The star is a 19-year-old Russian girl who, the group are told, will earn just over £2,500.
She is wearing a red eye mask and her hair is in pigtails.
Her appearance is enough to prompt Anna to demand Torbe — under investigation for allegedly distributing child pornography — to show them proof of the girl’s age.
After seeing a copy of the her ID, Anna is satisfied but remarks: “She’s just turned 19.”
Filming is further delayed because the young actress — who reveals she has only been in the job a week — is so nervous.
As the 20 men, who wear masks to hide their identities, wait around on set, the Brits discover that the Russian girl had been expecting half that number.

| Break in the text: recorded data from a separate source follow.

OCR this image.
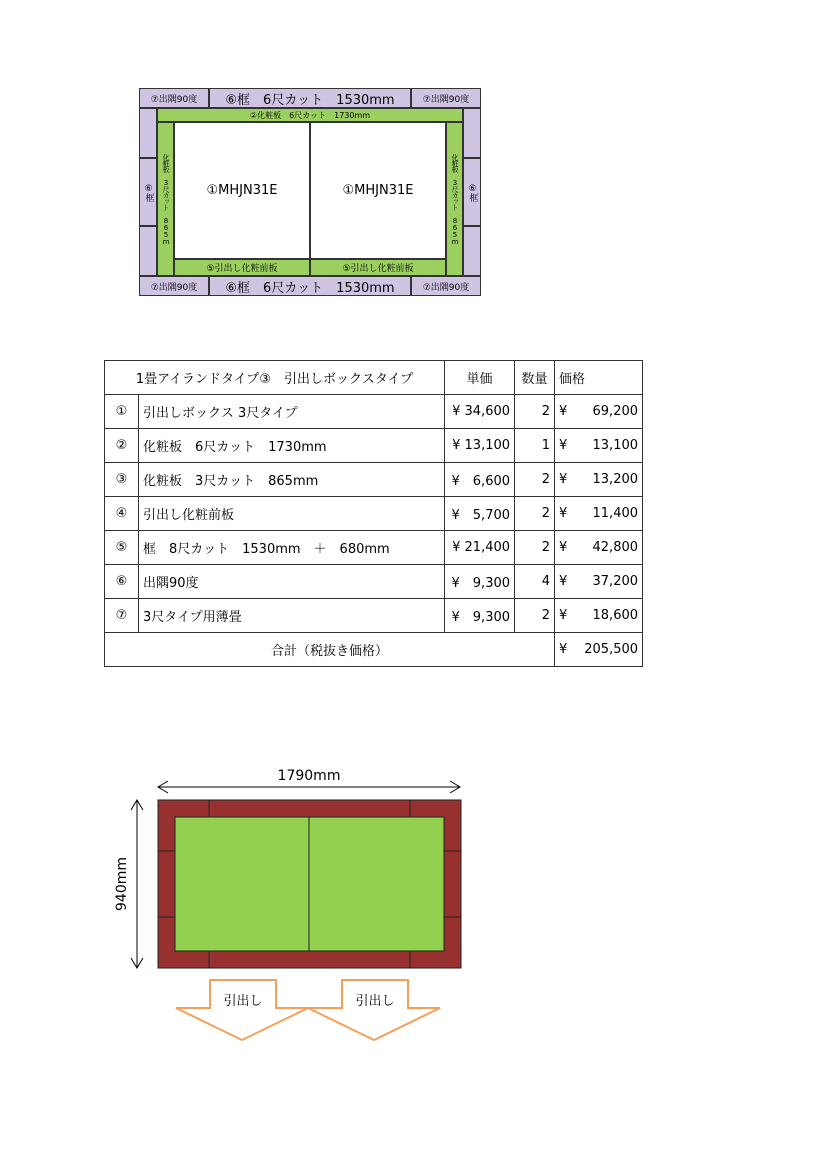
⑦出隅90度	⑥框　6尺カット　1530mm	⑦出隅90度
⑥框	⑥框
②化粧板　6尺カット　1730mm
化粧板 3尺カット 865m	化粧板 3尺カット 865m
①MHJN31E	①MHJN31E
⑤引出し化粧前板	⑤引出し化粧前板
⑦出隅90度	⑥框　6尺カット　1530mm	⑦出隅90度
1畳アイランドタイプ③　引出しボックスタイプ		単価	数量	価格
①	引出しボックス 3尺タイプ	¥ 34,600	2	¥ 69,200

②	化粧板　6尺カット　1730mm	¥ 13,100	1	¥ 13,100

③	化粧板　3尺カット　865mm	¥　6,600	2	¥ 13,200

④	引出し化粧前板	¥　5,700	2	¥ 11,400

⑤	框　8尺カット　1530mm　＋　680mm	¥ 21,400	2	¥ 42,800

⑥	出隅90度	¥　9,300	4	¥ 37,200

⑦	3尺タイプ用薄畳	¥　9,300	2	¥ 18,600

合計（税抜き価格）				¥ 205,500
1790mm
940mm
引出し	引出し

Let’s pause here to take a look at the numbers, since porn-apologists make claims like, the women in porn make “a million a year”. Porn is usually paid by the sex act, £2,500 ÷ 20 = £125 per sex act, assuming there is only one sex act per man on set, so the £2,500 is actually a rip-off. There is no way anyone could do this kind of filming every day; women only last “six months to three years, tops” in the porn industry, and one analysis found that almost half of the women in the US porn industry did only one or two films before quitting.
When Anna, who stopped watching porn because she felt it did not fit with her feminist views, confronts Torbe, he says it is because they are shooting “two scenes” today.
When filming does finally start, Anna leaves the set in tears.
Speaking outside, she says: “I’m really concerned for her safety. I feel scared for us to leave because I don’t know what’s going to happen when we are not there.”
In the studio, Ryan has to comfort a tearful Cameron, who says: “It is the worst thing I’ve seen.”
Ryan adds: “It just doesn’t look fun. After a week, how do you know how comfortable you feel sleeping with this amount of men? It’s not the environment for a 19-year-old.”